I didn't want to think about what would’ve happened if he hadn't found me, what they would’ve done to me. I shuddered, remembering the feel of the darklings cold, slick hand on my throat.

He took a deep breath, calming himself before continuing. “For the last hundred years, the darklings have been nothing more than beasts. Uncoordinated, typically solitary. It’s always been easy to keep them under control.”

I stuttered at his casual statement. “H-hundred years?”

“Yeah.” Damien chuckled. “My house’s history dates back nearly two thousand years. I guess I neglected to mention that.”

“So…” My mind began to wonder in every direction. “If you don’t mind me asking, how old are you?”

A crooked grin spread across his face. “Are you sure you want to know?”

“Let me guess, you’re like a hundred? Two hundred years old?” I smirked, lifting my water bottle to take a sip.

“Hate to break it to you, but I’m nine hundred and ninety-two years old now. At least, I think. It gets hard to keep track sometimes.”

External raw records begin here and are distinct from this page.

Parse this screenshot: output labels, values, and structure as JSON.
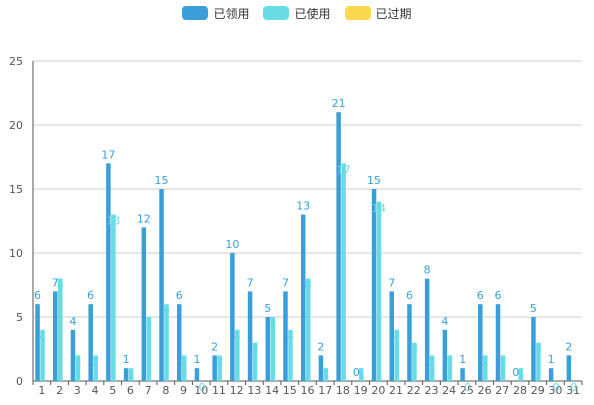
{
  "chart_data": {
    "type": "bar",
    "categories": [
      "1",
      "2",
      "3",
      "4",
      "5",
      "6",
      "7",
      "8",
      "9",
      "10",
      "11",
      "12",
      "13",
      "14",
      "15",
      "16",
      "17",
      "18",
      "19",
      "20",
      "21",
      "22",
      "23",
      "24",
      "25",
      "26",
      "27",
      "28",
      "29",
      "30",
      "31"
    ],
    "series": [
      {
        "name": "已领用",
        "color": "#3a9fd8",
        "values": [
          6,
          7,
          4,
          6,
          17,
          1,
          12,
          15,
          6,
          1,
          2,
          10,
          7,
          5,
          7,
          13,
          2,
          21,
          0,
          15,
          7,
          6,
          8,
          4,
          1,
          6,
          6,
          0,
          5,
          1,
          2
        ]
      },
      {
        "name": "已使用",
        "color": "#67dbe6",
        "values": [
          4,
          8,
          2,
          2,
          13,
          1,
          5,
          6,
          2,
          0,
          2,
          4,
          3,
          5,
          4,
          8,
          1,
          17,
          1,
          14,
          4,
          3,
          2,
          2,
          0,
          2,
          2,
          1,
          3,
          0,
          0
        ]
      },
      {
        "name": "已过期",
        "color": "#fcd84f",
        "values": [
          0,
          0,
          0,
          0,
          0,
          0,
          0,
          0,
          0,
          0,
          0,
          0,
          0,
          0,
          0,
          0,
          0,
          0,
          0,
          0,
          0,
          0,
          0,
          0,
          0,
          0,
          0,
          0,
          0,
          0,
          0
        ]
      }
    ],
    "ylim": [
      0,
      25
    ],
    "yticks": [
      0,
      5,
      10,
      15,
      20,
      25
    ],
    "grid": true,
    "legend_position": "top"
  }
}
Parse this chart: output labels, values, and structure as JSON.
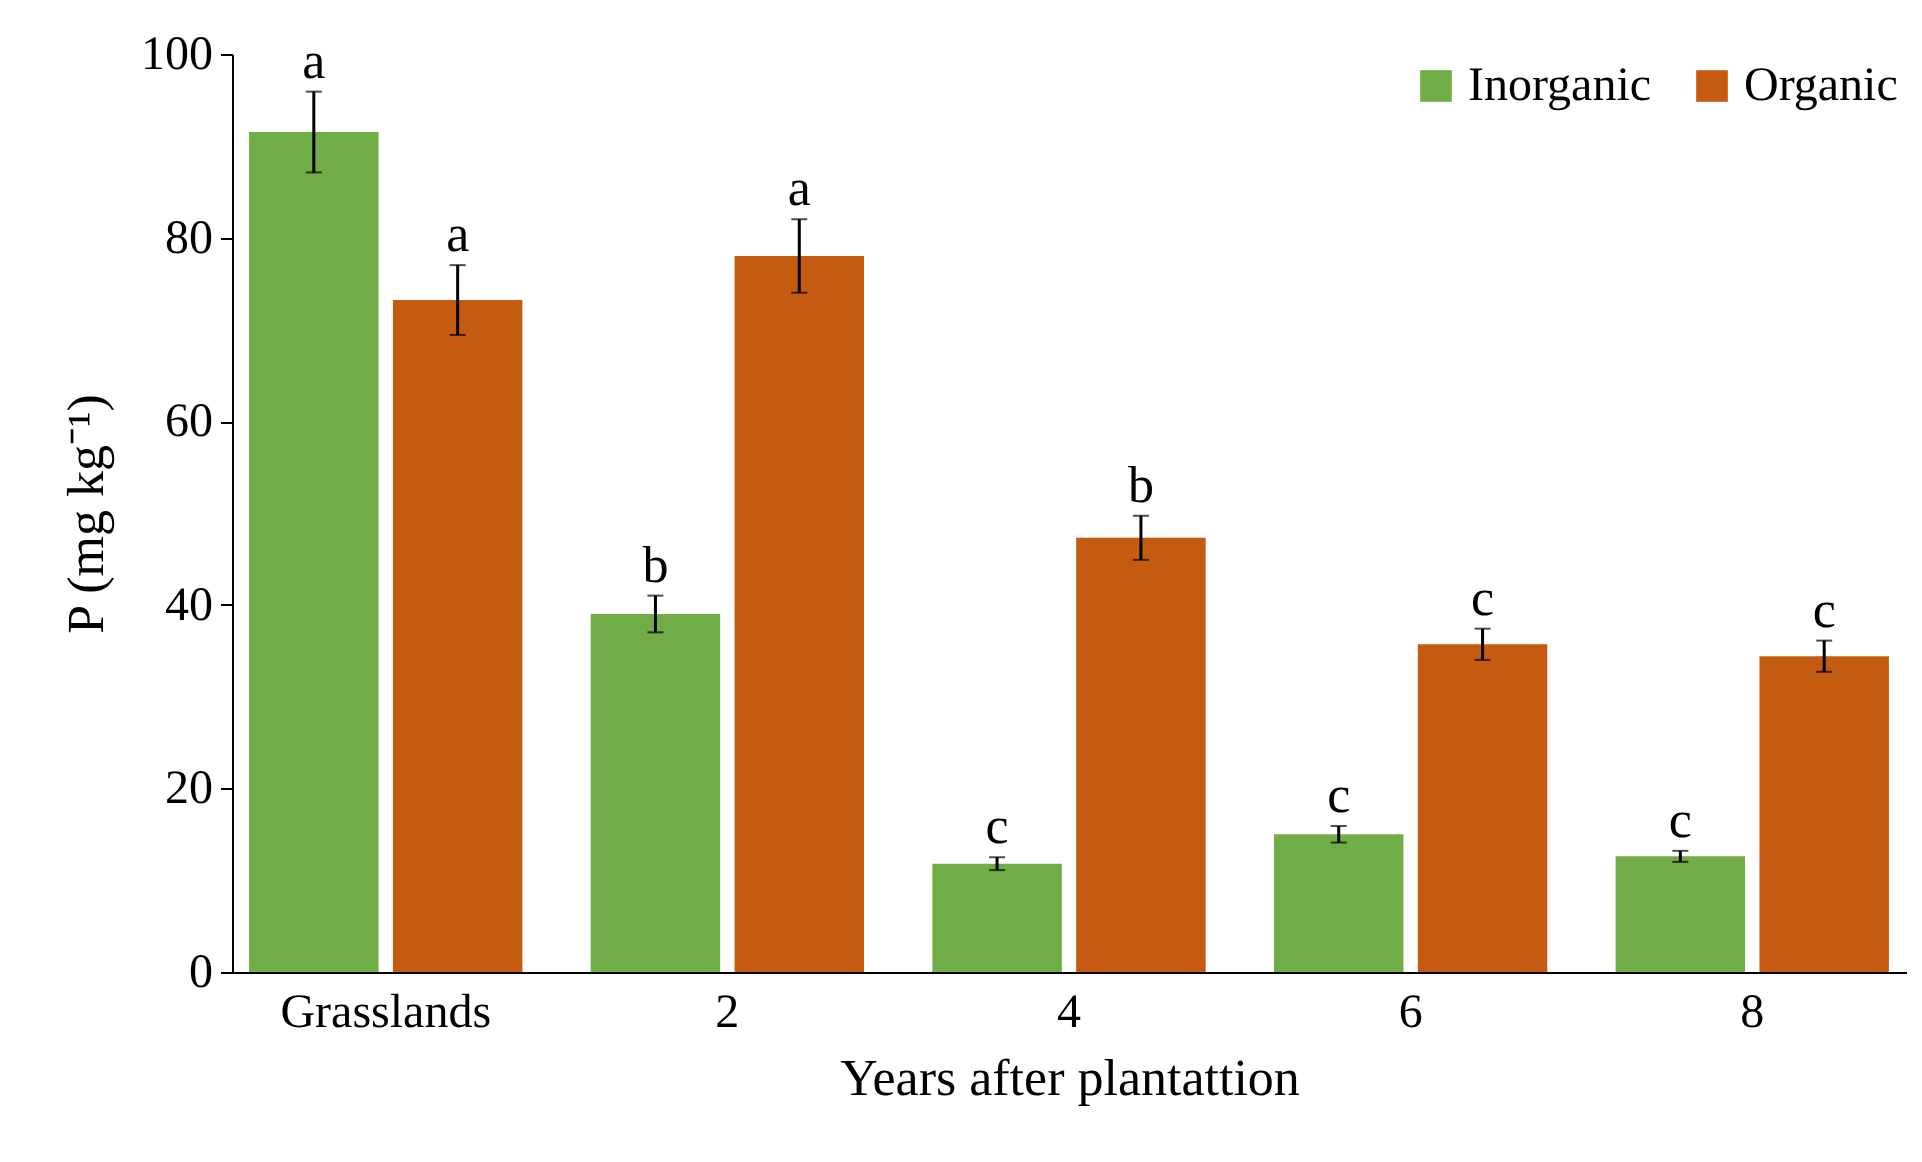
{
  "chart_data": {
    "type": "bar",
    "xlabel": "Years after plantattion",
    "ylabel": "P (mg kg⁻¹)",
    "categories": [
      "Grasslands",
      "2",
      "4",
      "6",
      "8"
    ],
    "series": [
      {
        "name": "Inorganic",
        "color": "#70ad47",
        "values": [
          91.5,
          39.0,
          11.8,
          15.0,
          12.6
        ],
        "errors": [
          4.4,
          2.0,
          0.7,
          0.9,
          0.6
        ]
      },
      {
        "name": "Organic",
        "color": "#c55a11",
        "values": [
          73.2,
          78.0,
          47.3,
          35.7,
          34.4
        ],
        "errors": [
          3.8,
          4.0,
          2.4,
          1.7,
          1.7
        ]
      }
    ],
    "ylim": [
      0,
      100
    ],
    "yticks": [
      0,
      20,
      40,
      60,
      80,
      100
    ],
    "grid": false,
    "legend": "top right",
    "annotations": [
      {
        "text": "a",
        "x": "Grasslands",
        "y": 91.5
      },
      {
        "text": "a",
        "x": "Grasslands",
        "y": 73.2
      },
      {
        "text": "b",
        "x": "2",
        "y": 39.0
      },
      {
        "text": "a",
        "x": "2",
        "y": 78.0
      },
      {
        "text": "c",
        "x": "4",
        "y": 11.8
      },
      {
        "text": "b",
        "x": "4",
        "y": 47.3
      },
      {
        "text": "c",
        "x": "6",
        "y": 15.0
      },
      {
        "text": "c",
        "x": "6",
        "y": 35.7
      },
      {
        "text": "c",
        "x": "8",
        "y": 12.6
      },
      {
        "text": "c",
        "x": "8",
        "y": 34.4
      }
    ]
  }
}
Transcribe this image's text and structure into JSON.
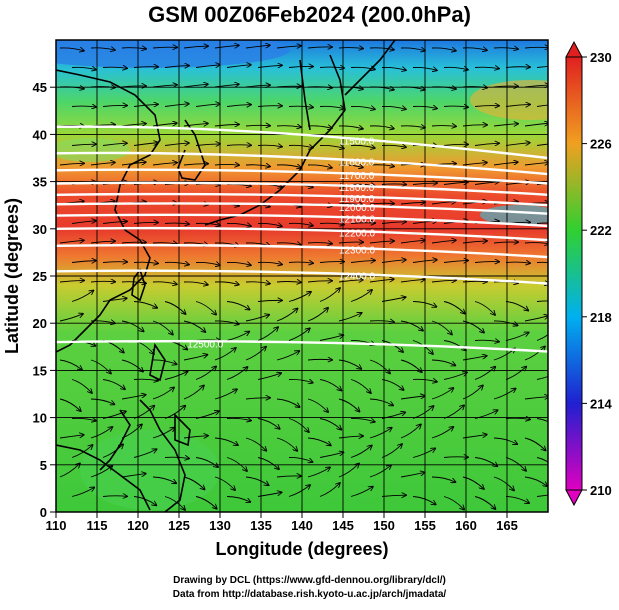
{
  "title": "GSM 00Z06Feb2024 (200.0hPa)",
  "xlabel": "Longitude (degrees)",
  "ylabel": "Latitude  (degrees)",
  "x_ticks": [
    "110",
    "115",
    "120",
    "125",
    "130",
    "135",
    "140",
    "145",
    "150",
    "155",
    "160",
    "165"
  ],
  "y_ticks": [
    "0",
    "5",
    "10",
    "15",
    "20",
    "25",
    "30",
    "35",
    "40",
    "45"
  ],
  "xlim": [
    110,
    170
  ],
  "ylim": [
    0,
    50
  ],
  "colorbar": {
    "ticks": [
      "210",
      "214",
      "218",
      "222",
      "226",
      "230"
    ],
    "min": 210,
    "max": 230,
    "colors": [
      "#e000c0",
      "#2020d0",
      "#00b0f0",
      "#30d030",
      "#f0a020",
      "#e02020"
    ]
  },
  "contours": [
    {
      "label": "11500.0",
      "lat_west": 40.8,
      "lat_east": 37.5
    },
    {
      "label": "11600.0",
      "lat_west": 38.0,
      "lat_east": 35.8
    },
    {
      "label": "11700.0",
      "lat_west": 36.2,
      "lat_east": 34.8
    },
    {
      "label": "11800.0",
      "lat_west": 34.8,
      "lat_east": 33.6
    },
    {
      "label": "11900.0",
      "lat_west": 33.6,
      "lat_east": 32.5
    },
    {
      "label": "12000.0",
      "lat_west": 32.6,
      "lat_east": 31.6
    },
    {
      "label": "12100.0",
      "lat_west": 31.4,
      "lat_east": 30.3
    },
    {
      "label": "12200.0",
      "lat_west": 30.0,
      "lat_east": 28.8
    },
    {
      "label": "12300.0",
      "lat_west": 28.2,
      "lat_east": 27.0
    },
    {
      "label": "12400.0",
      "lat_west": 25.5,
      "lat_east": 24.2
    },
    {
      "label": "12500.0",
      "lat_west": 18.0,
      "lat_east": 17.0
    }
  ],
  "credits": [
    "Drawing by DCL (https://www.gfd-dennou.org/library/dcl/)",
    "Data from http://database.rish.kyoto-u.ac.jp/arch/jmadata/"
  ]
}
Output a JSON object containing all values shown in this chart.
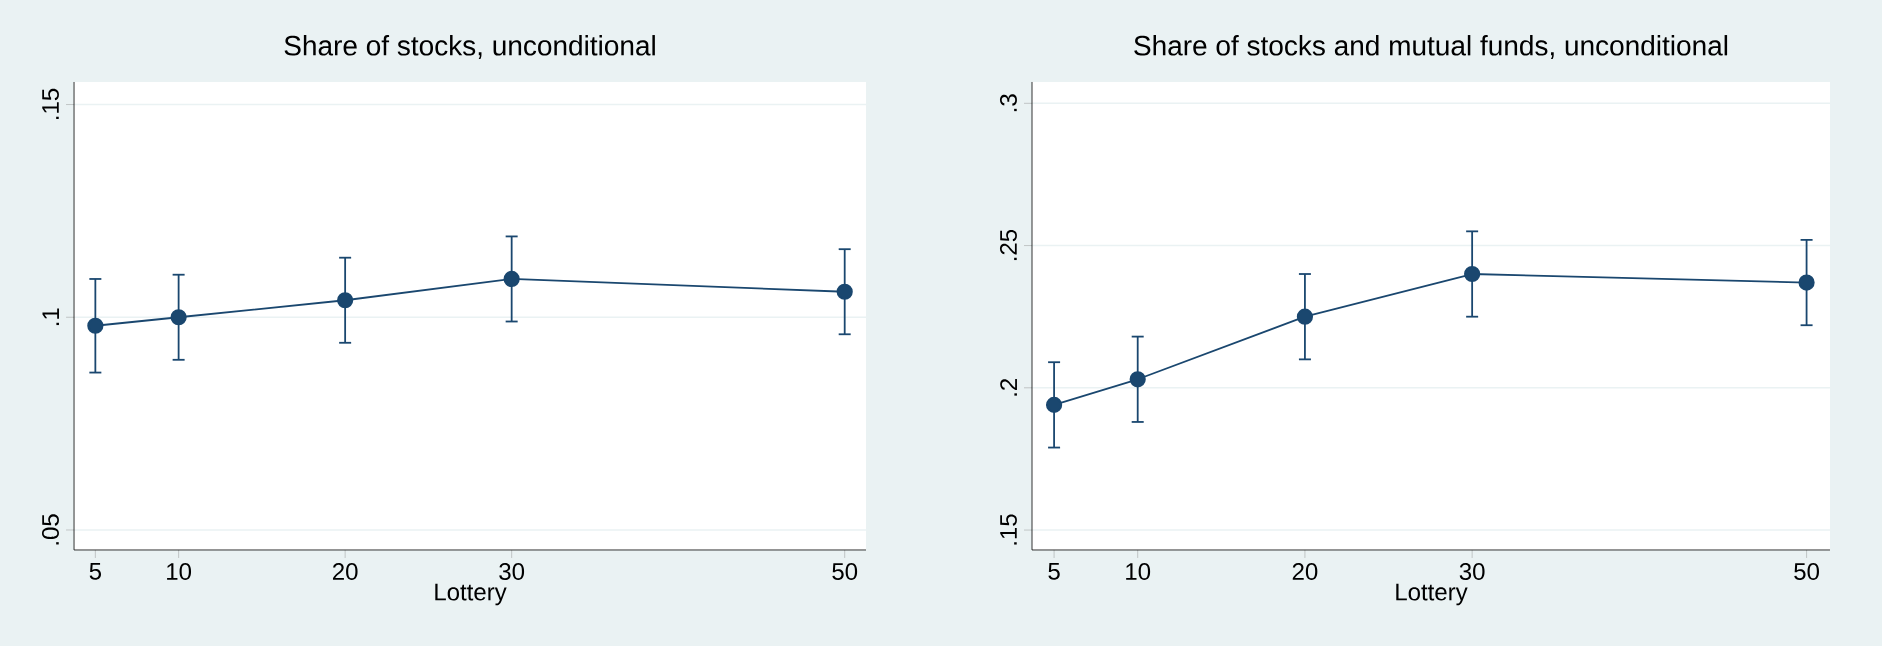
{
  "chart_data": [
    {
      "type": "line",
      "title": "Share of stocks, unconditional",
      "xlabel": "Lottery",
      "x": [
        5,
        10,
        20,
        30,
        50
      ],
      "values": [
        0.098,
        0.1,
        0.104,
        0.109,
        0.106
      ],
      "errors": [
        0.011,
        0.01,
        0.01,
        0.01,
        0.01
      ],
      "color": "#1a476f",
      "marker": "circle",
      "grid": "y",
      "xlim": [
        3.72,
        51.28
      ],
      "ylim": [
        0.0453,
        0.1553
      ],
      "xticks": [
        5,
        10,
        20,
        30,
        50
      ],
      "yticks": [
        {
          "value": 0.05,
          "label": ".05"
        },
        {
          "value": 0.1,
          "label": ".1"
        },
        {
          "value": 0.15,
          "label": ".15"
        }
      ]
    },
    {
      "type": "line",
      "title": "Share of stocks and mutual funds, unconditional",
      "xlabel": "Lottery",
      "x": [
        5,
        10,
        20,
        30,
        50
      ],
      "values": [
        0.194,
        0.203,
        0.225,
        0.24,
        0.237
      ],
      "errors": [
        0.015,
        0.015,
        0.015,
        0.015,
        0.015
      ],
      "color": "#1a476f",
      "marker": "circle",
      "grid": "y",
      "xlim": [
        3.68,
        51.4
      ],
      "ylim": [
        0.143,
        0.3075
      ],
      "xticks": [
        5,
        10,
        20,
        30,
        50
      ],
      "yticks": [
        {
          "value": 0.15,
          "label": ".15"
        },
        {
          "value": 0.2,
          "label": ".2"
        },
        {
          "value": 0.25,
          "label": ".25"
        },
        {
          "value": 0.3,
          "label": ".3"
        }
      ]
    }
  ]
}
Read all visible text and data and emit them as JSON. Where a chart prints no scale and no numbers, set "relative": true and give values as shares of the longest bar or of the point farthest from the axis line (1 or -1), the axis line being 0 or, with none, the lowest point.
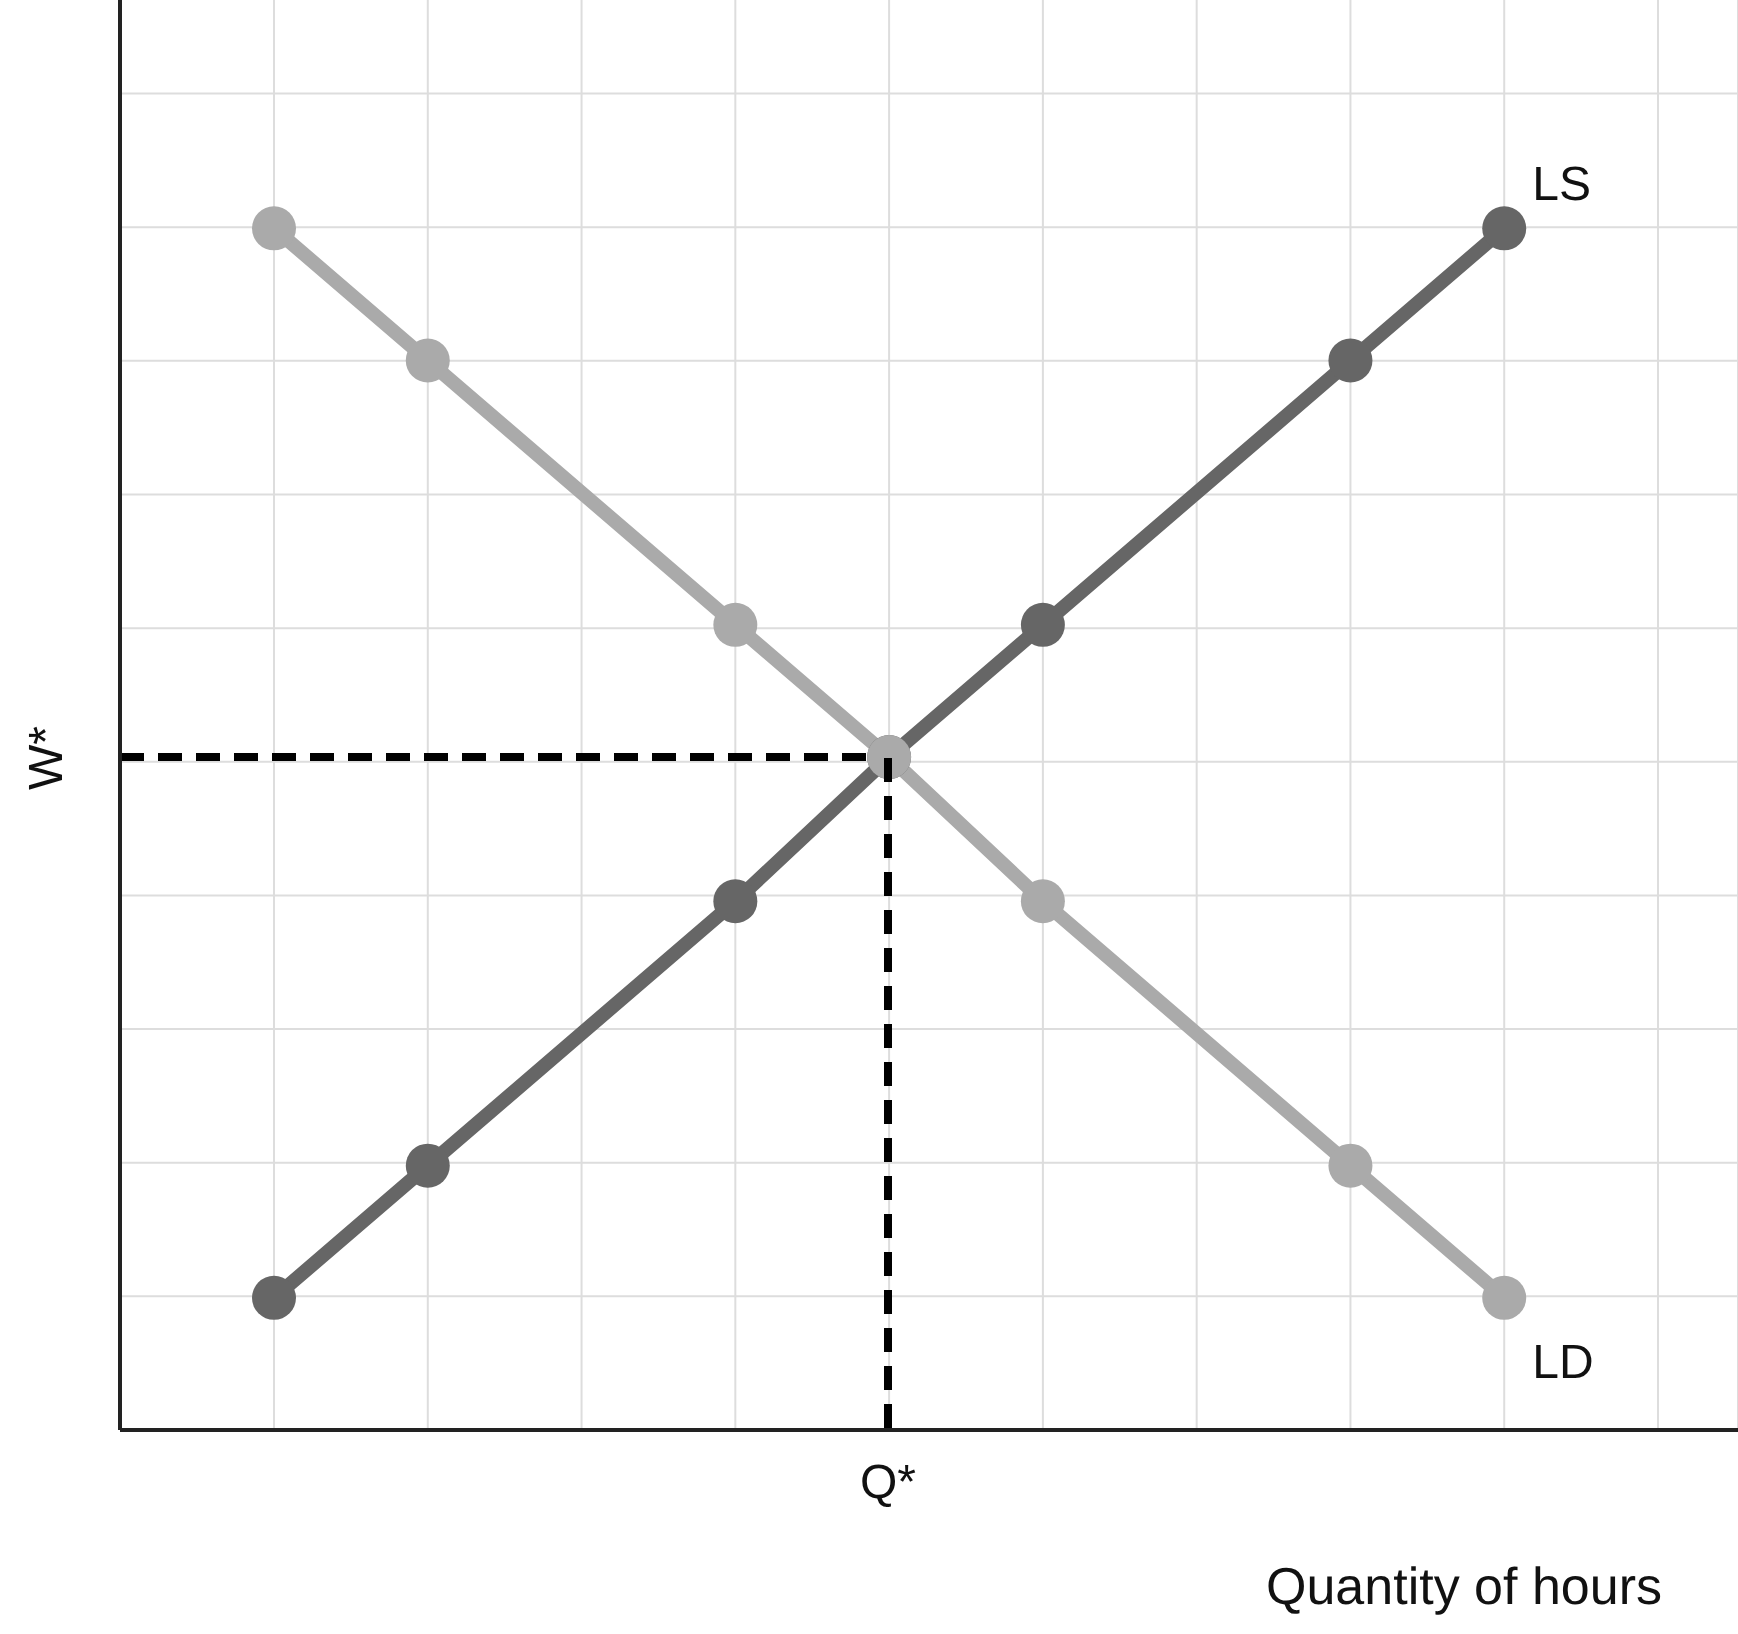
{
  "chart_data": {
    "type": "line",
    "relative": true,
    "xlabel": "Quantity of hours",
    "categories": [
      null,
      null,
      null,
      null,
      null,
      null,
      null,
      null,
      null,
      null
    ],
    "series": [
      {
        "name": "LS",
        "color": "#666666",
        "values": [
          0.11,
          0.22,
          null,
          0.44,
          0.56,
          0.67,
          null,
          0.89,
          1,
          null
        ]
      },
      {
        "name": "LD",
        "color": "#aaaaaa",
        "values": [
          1,
          0.89,
          null,
          0.67,
          0.56,
          0.44,
          null,
          0.22,
          0.11,
          null
        ]
      }
    ],
    "ref_lines": [
      {
        "axis": "y",
        "value": 0.56,
        "label": "W*",
        "color": "#000000",
        "line_style": "dashed"
      }
    ],
    "annotations": [
      "Q*"
    ],
    "grid": true,
    "legend": false,
    "marker": "circle",
    "line_style": "solid"
  }
}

I choked on the water, spilling a bit of it on my shirt.

He belted out a laugh. “Yeah, I figured you’d react like that.”

“You’re joking right? This is a joke,” I gasped, brushing the front of my shirt before grabbing a nearby hand towel to dab it dry.

“Nope, I’ve been around a while. I think I still have the original program from Shakespeare’s ‘Romeo and Juliet’.” A smug grin spread across his face, knowing I was a theatre junky.

“You watched Shakespeare’s plays when he was ali—”Wait, don’t get distracted, Cas. “Never mind. Ok, so you’ve been around a while that’s clear.”

The humor drained from his expression. “As I was saying, they’ve always just been beasts. They don’t typically hunt in groups of more than two or three. Even still, if they were together, they were likely fighting over prey. They’re greedy and ravenous like that, quick to turn on each other for little more than scraps.”

I thought back to the first night I’d encountered them; I’d seen several darklings. Tonight, there’d been such a large group of them that there was no way I could’ve counted them, and they weren’t fighting amongst themselves at all. No, they were so focused on me that there was nothing else in their sights.

"Before I passed out, I saw a different…” My mind revisited the sight, the towering dark creature made of black mist and shadow, the glowing red eyes. “Creature behind the darkling that had grabbed me. It was huge. I couldn't really make out what it was, but I remember it had red eyes.”

Damien’s eyes drifted, and the look on his face made it clear there are more I didn’t know. “In our race, there are houses of power that have existed for countless millennia, even before my time, all harboring their own unique abilities and magics. Before The Fall of Kingdoms, there were more house than there are today, but our race took a huge blow in that war.” He shifted, turning toward me. “Each House of Power has a blood trait or power passed down from generation to generation. I’m from the House of Skia and we were gifted with the ability to use shadows.”

My gaze jerked to him. “Shadows? Like, how?”

“It’s as it sounds. I can control shadows, small or large. I can travel through them, manifest weapons, even use them to summon shadow beasts like the one you saw. Think of it as dark magic. The creature you saw was one I summoned.”